The present action is not like any one of those cited. Mary T. Erickson, the grandmother, and Theresa M. Blitz, the granddaughter, lived together as a family and each rendered to the other such services as she was able to render, although on account of the health of Theresa M. Blitz, she was unable to be of any assistance in the performance of household duties. There was no contract between Mary T. Erickson and Theresa M. Blitz, or between Mary T. Erickson and I. M. Blitz, concerning reimbursement for the services rendered and expenses incurred by Mary T. Erickson for Theresa M. Blitz. Mary T. Erickson was the guardian of Theresa M. Blitz for the entire period of time for which reimbursement is claimed. She is asking that she be allowed reimbursement out of the funds in her hands as guardian and belonging to the estate of Theresa M. Blitz after her death. These facts make the distinction between the present action and the numerous ones that have heretofore been decided by this court.

After her appointment as guardian, there was no person with whom Mary T. Erickson could contract for compensation for the support of Theresa M. Blitz. The probate court was'the only authority that could direct that compensation be paid. Section 38-227 of the Revised Statutes reads:

*494“Guardians shall receive such compensation as the court may from time to time allow. The amount allowed, and the service for which the allowance was made, must be entered upon the records of the court.”

That statute vests in the probate court authority to say what compensation a guardian shall receive for the services rendered by him even if no contract has been made for- the performance of those services.
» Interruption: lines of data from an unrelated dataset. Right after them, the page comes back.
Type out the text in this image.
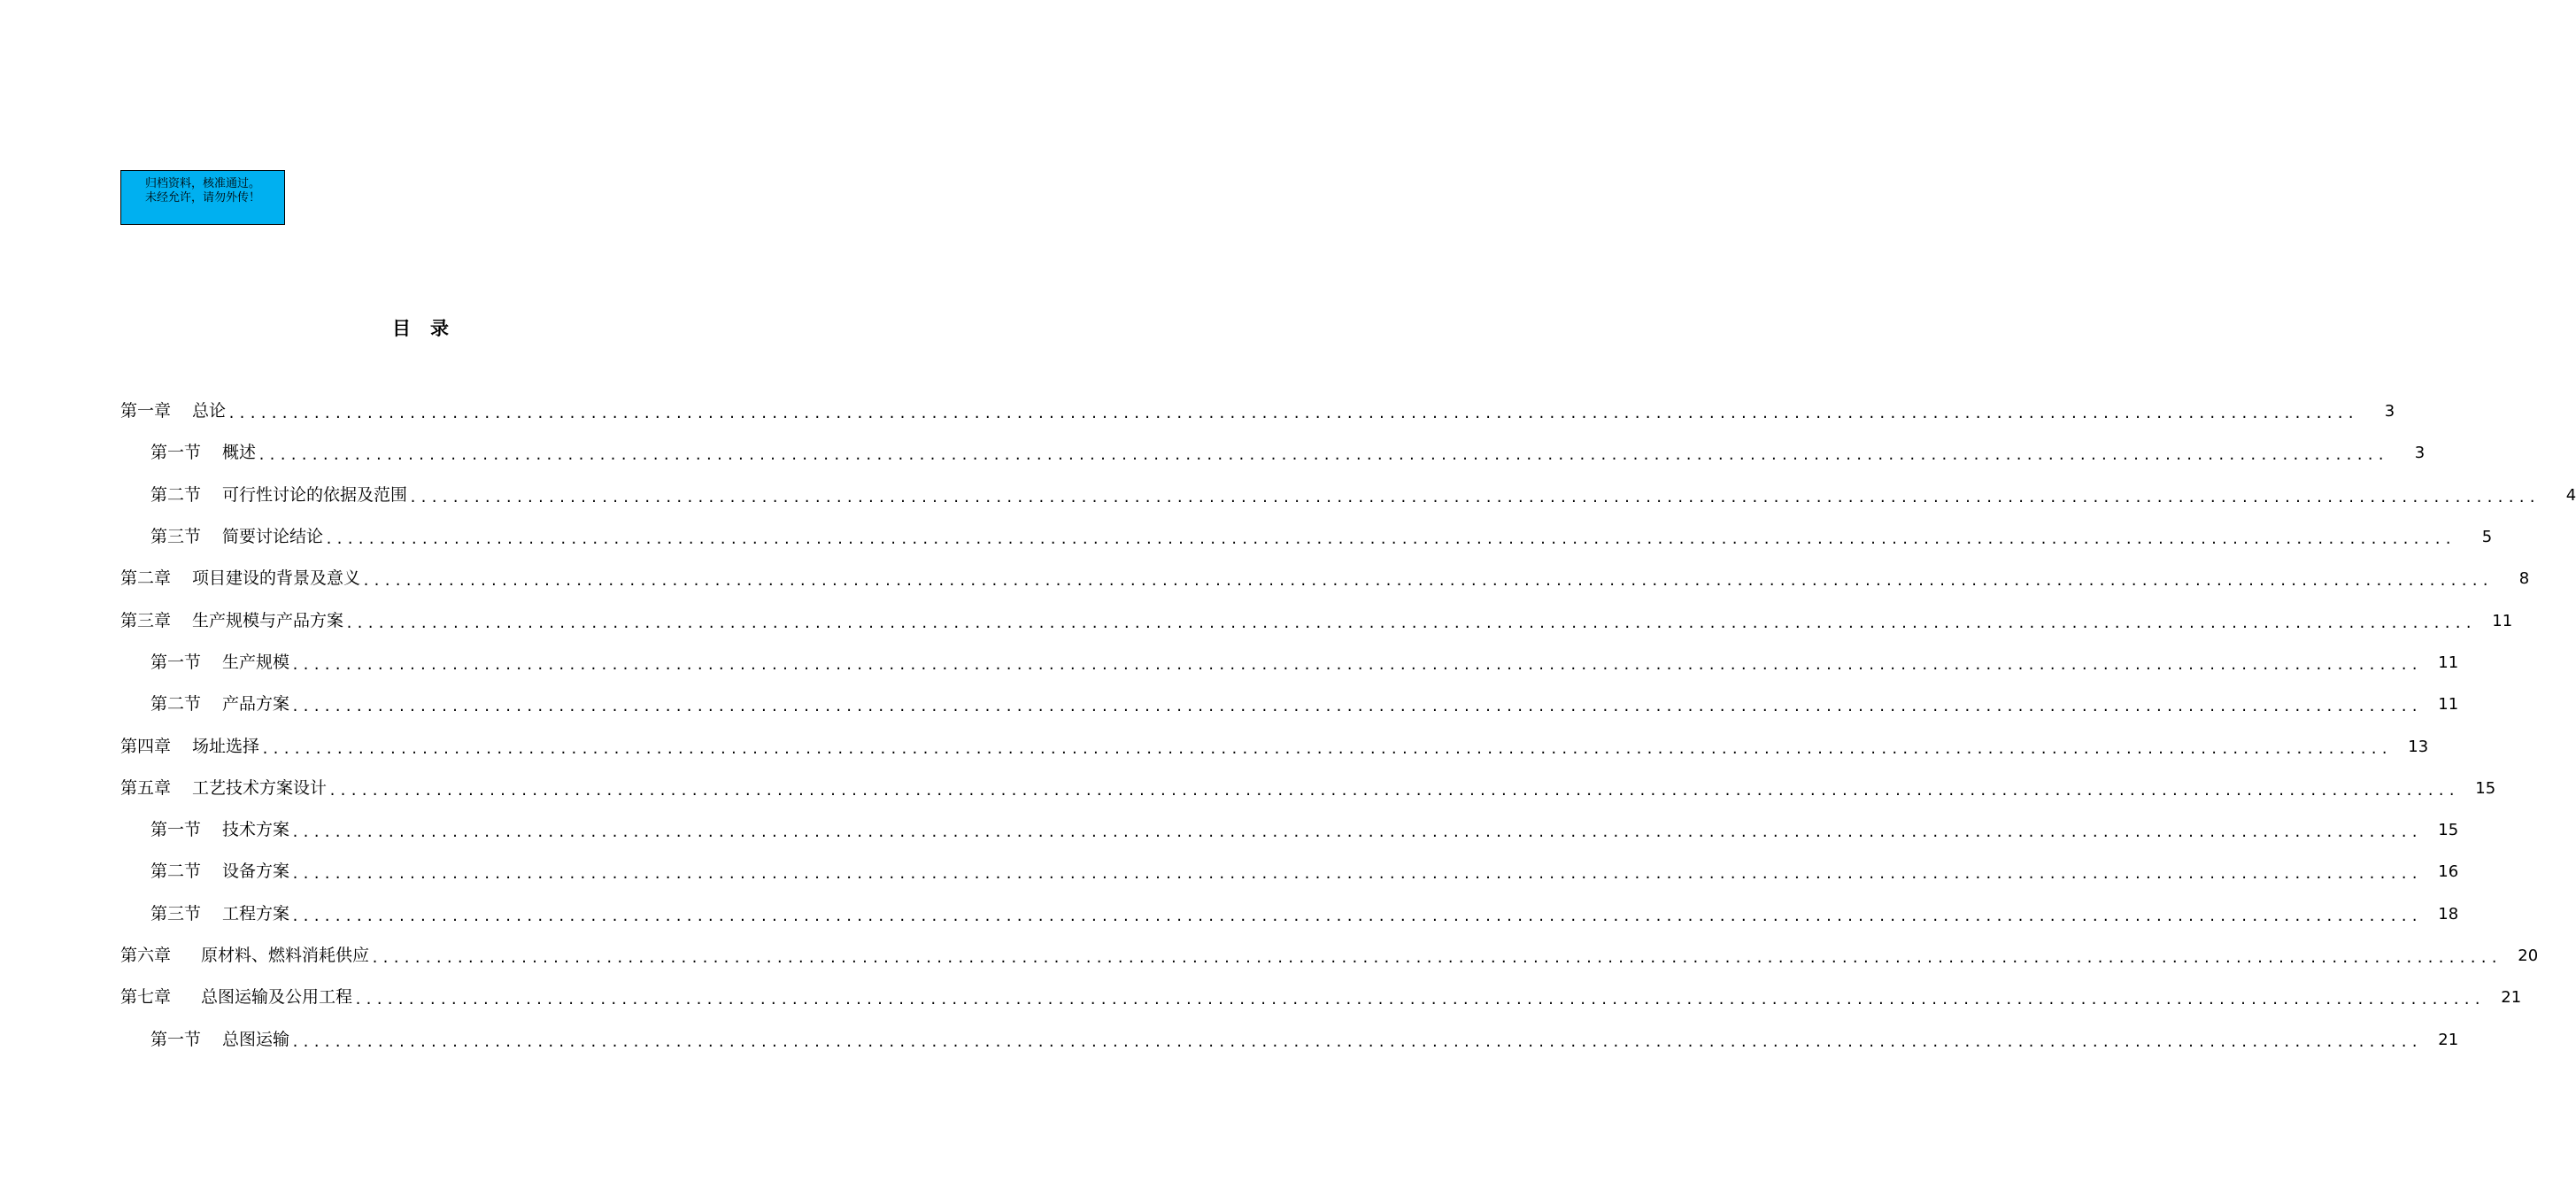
归档资料，核准通过。
未经允许，请勿外传！
目 录
第一章 总论 ........................................................................................................................................................................................................	3
第一节 概述 ........................................................................................................................................................................................................	3
第二节 可行性讨论的依据及范围 ........................................................................................................................................................................................................	4
第三节 简要讨论结论 ........................................................................................................................................................................................................	5
第二章 项目建设的背景及意义 ........................................................................................................................................................................................................	8
第三章 生产规模与产品方案 ........................................................................................................................................................................................................	11
第一节 生产规模 ........................................................................................................................................................................................................	11
第二节 产品方案 ........................................................................................................................................................................................................	11
第四章 场址选择 ........................................................................................................................................................................................................	13
第五章 工艺技术方案设计 ........................................................................................................................................................................................................	15
第一节 技术方案 ........................................................................................................................................................................................................	15
第二节 设备方案 ........................................................................................................................................................................................................	16
第三节 工程方案 ........................................................................................................................................................................................................	18
第六章 原材料、燃料消耗供应 ........................................................................................................................................................................................................	20
第七章 总图运输及公用工程 ........................................................................................................................................................................................................	21
第一节 总图运输 ........................................................................................................................................................................................................	21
The circumstances surrounding the appointment of Mary T. Erickson as guardian for Theresa M. Blitz show that it was the intention of Mary T. Erickson and of the probate court that she would be reimbursed for her expenses in caring for Theresa M. Blitz. The judgment of the district court was rendered in accordance with the understanding of the probate court when the appointment of Mary T. Erickson as guardian was made; in accordance with the rule of law quoted from 29 Cyc. 1616; and in accordance with section 38-227 of the Revised Statutes.
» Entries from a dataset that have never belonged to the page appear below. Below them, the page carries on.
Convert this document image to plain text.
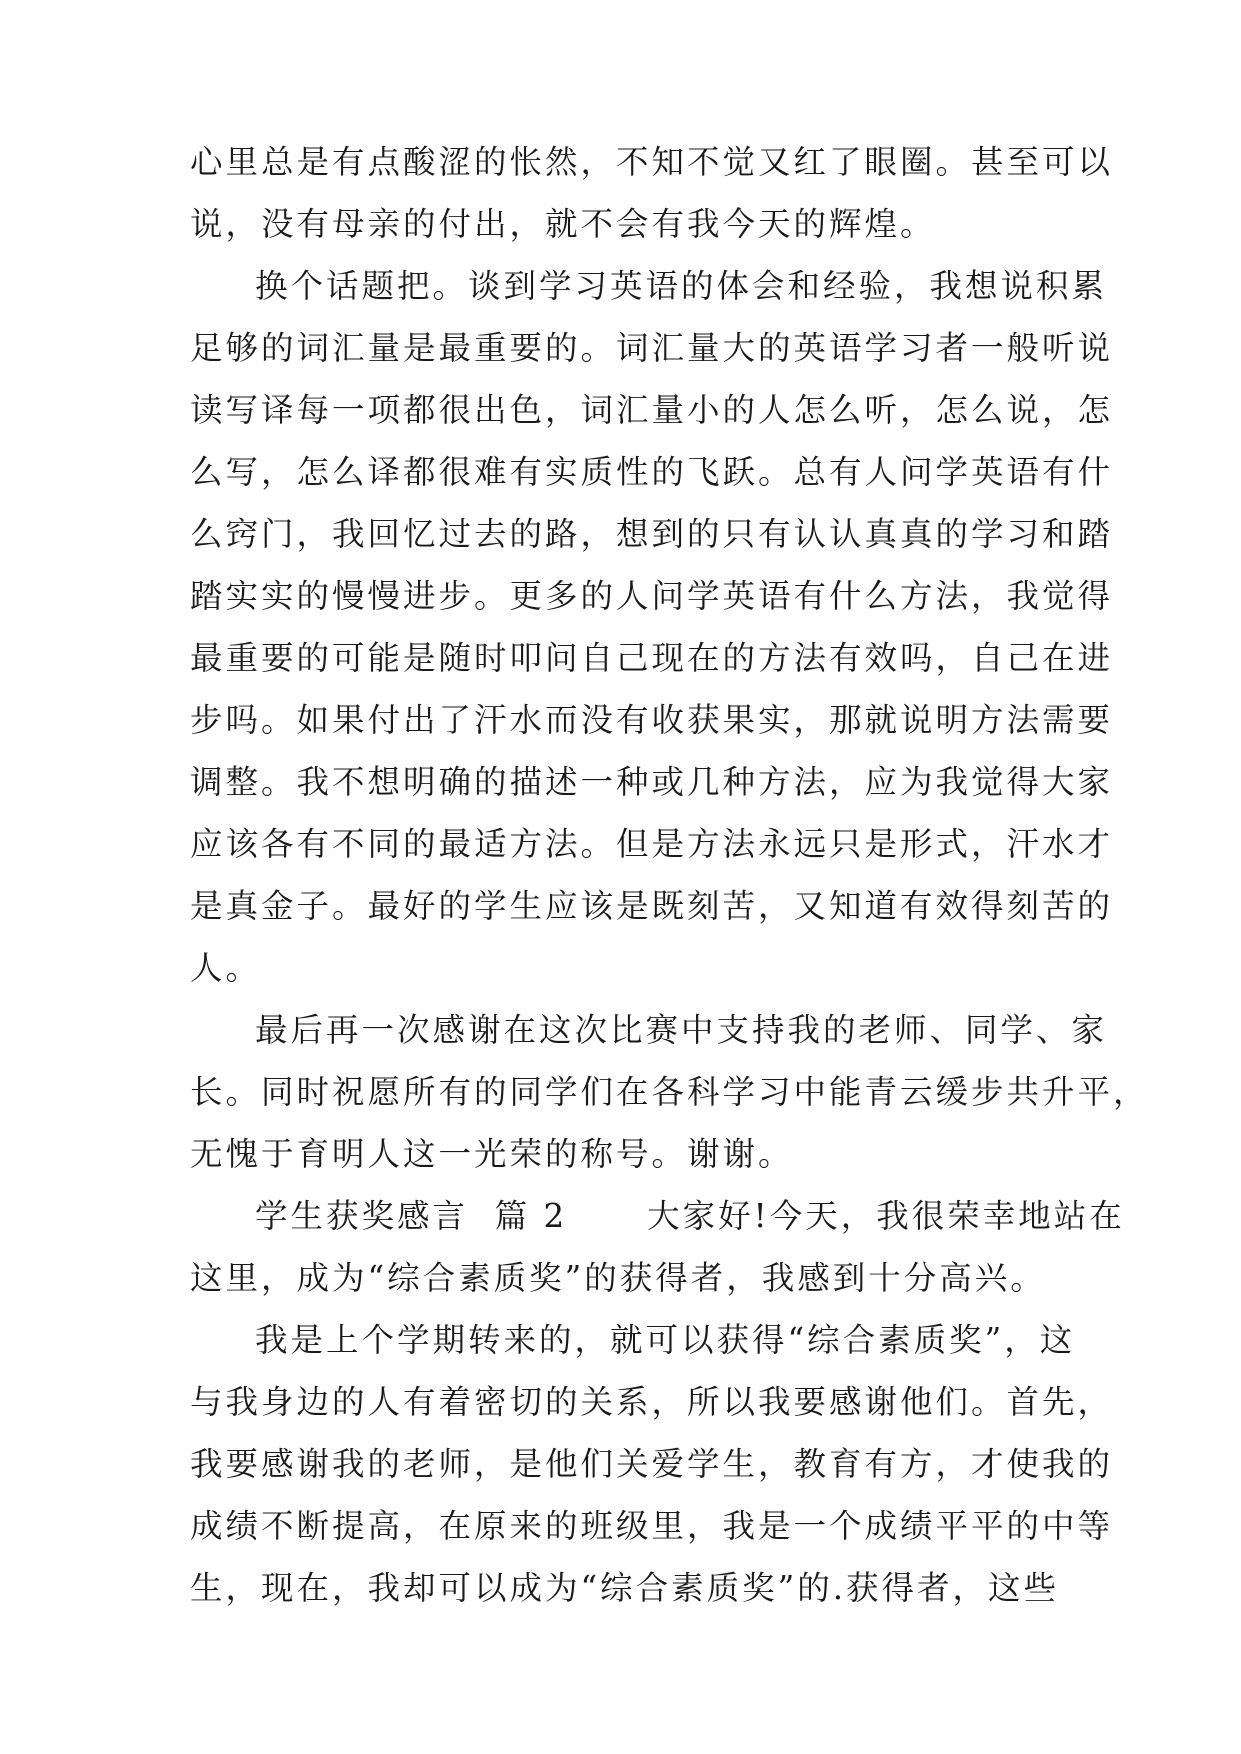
心里总是有点酸涩的怅然，不知不觉又红了眼圈。甚至可以
说，没有母亲的付出，就不会有我今天的辉煌。
换个话题把。谈到学习英语的体会和经验，我想说积累
足够的词汇量是最重要的。词汇量大的英语学习者一般听说
读写译每一项都很出色，词汇量小的人怎么听，怎么说，怎
么写，怎么译都很难有实质性的飞跃。总有人问学英语有什
么窍门，我回忆过去的路，想到的只有认认真真的学习和踏
踏实实的慢慢进步。更多的人问学英语有什么方法，我觉得
最重要的可能是随时叩问自己现在的方法有效吗，自己在进
步吗。如果付出了汗水而没有收获果实，那就说明方法需要
调整。我不想明确的描述一种或几种方法，应为我觉得大家
应该各有不同的最适方法。但是方法永远只是形式，汗水才
是真金子。最好的学生应该是既刻苦，又知道有效得刻苦的
人。
最后再一次感谢在这次比赛中支持我的老师、同学、家
长。同时祝愿所有的同学们在各科学习中能青云缓步共升平，
无愧于育明人这一光荣的称号。谢谢。
学生获奖感言  篇 2      大家好!今天，我很荣幸地站在
这里，成为“综合素质奖”的获得者，我感到十分高兴。
我是上个学期转来的，就可以获得“综合素质奖”，这
与我身边的人有着密切的关系，所以我要感谢他们。首先，
我要感谢我的老师，是他们关爱学生，教育有方，才使我的
成绩不断提高，在原来的班级里，我是一个成绩平平的中等
生，现在，我却可以成为“综合素质奖”的.获得者，这些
2. On the trial, evidence was introduced to show what transpired at the hearing when Mary T. Erickson was appointed guardian. That evidence tended to prove that it was the understanding of Mary T. Erickson that she was to receive compensation for her services in caring for Theresa M. Blitz, and tended to show what the attitude of the probate court was at that time toward the matter of compensation. The evidence was objected to. There was no error in its admission.

The judgment is affirmed.

Harvey, J., concurs in the order of affirmance.